Although many biological applications of QPI have already been explored, we believe that the field is just getting started. Recent results on SLIM imaging of biopsies, for instance, indicate that clinical information can be extracted from the nanoscale morphology of tissues (Scientific Reports at press). Until now, SLIM has been used mainly by optical engineers and physicists, so we need to further distill the data into parameters that directly provide insight to biologists and to identify relevant research questions. The recent commercialization of SLIM technology by Phi Optics – a spin-out from the University of Illinois – is a major step forward in this regard, since it adds QPI capabilities to any existing microscope.

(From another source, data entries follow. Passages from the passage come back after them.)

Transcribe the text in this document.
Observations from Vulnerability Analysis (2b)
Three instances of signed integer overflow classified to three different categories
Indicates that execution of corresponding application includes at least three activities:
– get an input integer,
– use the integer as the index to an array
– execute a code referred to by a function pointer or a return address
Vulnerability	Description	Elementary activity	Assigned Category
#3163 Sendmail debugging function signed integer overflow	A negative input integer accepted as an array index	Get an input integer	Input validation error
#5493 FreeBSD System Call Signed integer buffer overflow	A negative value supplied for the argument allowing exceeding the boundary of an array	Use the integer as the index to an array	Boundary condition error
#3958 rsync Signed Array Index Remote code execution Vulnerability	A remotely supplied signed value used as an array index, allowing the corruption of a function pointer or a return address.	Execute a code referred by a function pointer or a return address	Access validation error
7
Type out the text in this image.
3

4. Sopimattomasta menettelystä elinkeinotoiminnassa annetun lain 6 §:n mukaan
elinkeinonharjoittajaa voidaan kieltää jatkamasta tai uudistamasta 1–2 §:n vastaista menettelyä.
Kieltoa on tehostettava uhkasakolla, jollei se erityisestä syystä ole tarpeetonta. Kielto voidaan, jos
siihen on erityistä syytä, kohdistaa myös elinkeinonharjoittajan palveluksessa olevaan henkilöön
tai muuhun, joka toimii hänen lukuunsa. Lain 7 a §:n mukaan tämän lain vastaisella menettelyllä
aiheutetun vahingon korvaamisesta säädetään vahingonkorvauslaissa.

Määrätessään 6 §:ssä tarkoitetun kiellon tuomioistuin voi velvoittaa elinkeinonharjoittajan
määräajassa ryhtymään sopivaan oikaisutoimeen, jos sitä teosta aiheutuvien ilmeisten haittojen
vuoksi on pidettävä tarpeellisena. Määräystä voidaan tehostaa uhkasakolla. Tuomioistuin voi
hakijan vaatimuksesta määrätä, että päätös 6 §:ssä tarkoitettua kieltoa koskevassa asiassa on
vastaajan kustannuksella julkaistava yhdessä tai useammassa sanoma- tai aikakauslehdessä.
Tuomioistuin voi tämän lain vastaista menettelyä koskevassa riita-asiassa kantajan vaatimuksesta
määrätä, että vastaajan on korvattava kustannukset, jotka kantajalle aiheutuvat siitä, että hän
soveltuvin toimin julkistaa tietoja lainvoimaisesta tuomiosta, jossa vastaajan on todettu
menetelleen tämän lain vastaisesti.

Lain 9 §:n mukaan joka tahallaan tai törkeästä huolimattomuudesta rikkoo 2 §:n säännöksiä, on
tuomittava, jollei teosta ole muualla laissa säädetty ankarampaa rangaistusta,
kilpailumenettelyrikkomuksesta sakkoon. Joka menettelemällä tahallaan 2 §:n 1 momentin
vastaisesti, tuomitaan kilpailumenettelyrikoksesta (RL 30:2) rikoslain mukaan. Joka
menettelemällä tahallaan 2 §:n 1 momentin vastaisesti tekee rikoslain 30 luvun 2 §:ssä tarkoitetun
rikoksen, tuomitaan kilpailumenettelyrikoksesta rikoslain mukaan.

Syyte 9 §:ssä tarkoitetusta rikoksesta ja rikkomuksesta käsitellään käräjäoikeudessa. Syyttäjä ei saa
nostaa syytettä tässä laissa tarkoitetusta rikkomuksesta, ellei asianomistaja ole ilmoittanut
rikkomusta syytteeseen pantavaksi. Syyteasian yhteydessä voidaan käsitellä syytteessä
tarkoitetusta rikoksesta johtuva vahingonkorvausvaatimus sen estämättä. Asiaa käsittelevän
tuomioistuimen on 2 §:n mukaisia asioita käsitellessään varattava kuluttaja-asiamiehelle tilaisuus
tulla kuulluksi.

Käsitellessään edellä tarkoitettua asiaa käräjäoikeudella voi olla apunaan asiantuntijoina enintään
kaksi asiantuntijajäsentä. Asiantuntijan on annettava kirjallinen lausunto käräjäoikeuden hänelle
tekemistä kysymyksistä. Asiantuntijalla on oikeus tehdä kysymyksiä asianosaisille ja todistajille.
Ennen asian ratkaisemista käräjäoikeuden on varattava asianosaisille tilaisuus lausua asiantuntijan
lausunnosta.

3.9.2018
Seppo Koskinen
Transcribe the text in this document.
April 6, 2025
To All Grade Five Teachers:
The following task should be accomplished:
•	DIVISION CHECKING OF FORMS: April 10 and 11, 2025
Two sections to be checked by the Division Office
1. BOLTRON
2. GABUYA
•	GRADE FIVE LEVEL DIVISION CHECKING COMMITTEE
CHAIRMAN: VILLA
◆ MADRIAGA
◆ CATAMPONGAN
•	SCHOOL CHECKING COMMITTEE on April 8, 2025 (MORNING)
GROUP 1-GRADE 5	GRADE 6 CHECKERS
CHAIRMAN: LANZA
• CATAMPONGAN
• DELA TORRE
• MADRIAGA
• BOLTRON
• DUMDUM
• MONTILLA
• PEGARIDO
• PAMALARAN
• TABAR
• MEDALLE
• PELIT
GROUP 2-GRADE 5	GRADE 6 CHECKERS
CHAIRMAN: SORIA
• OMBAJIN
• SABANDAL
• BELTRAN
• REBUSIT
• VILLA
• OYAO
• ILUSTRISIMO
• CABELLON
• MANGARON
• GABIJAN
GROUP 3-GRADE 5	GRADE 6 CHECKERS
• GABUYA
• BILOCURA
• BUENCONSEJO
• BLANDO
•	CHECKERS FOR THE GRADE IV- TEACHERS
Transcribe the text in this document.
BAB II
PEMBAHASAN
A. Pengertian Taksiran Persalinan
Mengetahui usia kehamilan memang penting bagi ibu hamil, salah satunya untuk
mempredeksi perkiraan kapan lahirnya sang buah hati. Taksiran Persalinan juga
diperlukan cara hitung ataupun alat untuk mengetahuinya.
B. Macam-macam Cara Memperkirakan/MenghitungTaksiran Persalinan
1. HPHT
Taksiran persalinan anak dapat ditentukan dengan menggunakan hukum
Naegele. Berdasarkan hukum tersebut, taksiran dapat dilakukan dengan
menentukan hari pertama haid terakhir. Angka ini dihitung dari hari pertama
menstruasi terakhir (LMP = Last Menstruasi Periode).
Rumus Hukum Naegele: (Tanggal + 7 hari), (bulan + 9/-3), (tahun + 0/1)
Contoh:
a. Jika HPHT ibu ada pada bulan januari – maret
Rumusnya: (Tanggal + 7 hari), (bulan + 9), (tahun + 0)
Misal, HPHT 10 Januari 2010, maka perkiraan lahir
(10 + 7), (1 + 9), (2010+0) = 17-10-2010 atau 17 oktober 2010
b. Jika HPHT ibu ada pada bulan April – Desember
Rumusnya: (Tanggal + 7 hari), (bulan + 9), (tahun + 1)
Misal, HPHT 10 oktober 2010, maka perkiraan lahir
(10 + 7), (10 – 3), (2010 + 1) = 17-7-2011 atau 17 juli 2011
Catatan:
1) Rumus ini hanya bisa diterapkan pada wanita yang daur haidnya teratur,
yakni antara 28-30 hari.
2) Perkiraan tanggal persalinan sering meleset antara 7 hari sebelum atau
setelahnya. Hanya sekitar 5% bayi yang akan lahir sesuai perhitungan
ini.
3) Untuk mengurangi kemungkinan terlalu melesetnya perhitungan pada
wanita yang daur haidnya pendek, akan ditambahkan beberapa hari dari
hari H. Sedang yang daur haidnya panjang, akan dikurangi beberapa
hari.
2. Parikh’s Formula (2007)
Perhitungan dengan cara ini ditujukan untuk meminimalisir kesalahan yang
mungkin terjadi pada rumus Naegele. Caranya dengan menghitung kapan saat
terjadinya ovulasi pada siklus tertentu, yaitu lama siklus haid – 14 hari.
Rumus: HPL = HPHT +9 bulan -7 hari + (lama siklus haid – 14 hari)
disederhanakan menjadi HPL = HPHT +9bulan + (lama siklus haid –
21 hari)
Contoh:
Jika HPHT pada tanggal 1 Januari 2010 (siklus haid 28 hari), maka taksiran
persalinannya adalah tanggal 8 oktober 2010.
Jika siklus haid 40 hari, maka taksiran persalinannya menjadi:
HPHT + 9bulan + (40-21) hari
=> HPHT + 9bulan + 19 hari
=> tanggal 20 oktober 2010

As well as getting the instruments into the hands of more biologists, we also need to develop mathematical tools to analyse the wealth of information in QPI data. One such approach aims to connect the large, multi-parameter space measured by QPI to cellular phenotype, which is currently measured using antibody-based labels. If successful, this could ultimately remove the need for fixing and staining, in the process saving researchers thousands of dollars. Given the pace of growth and rapid advancements in the field, we believe that QPI techniques will play a dominant role in the future for many biologists and biophysicists working to elucidate the mysteries of cellular life.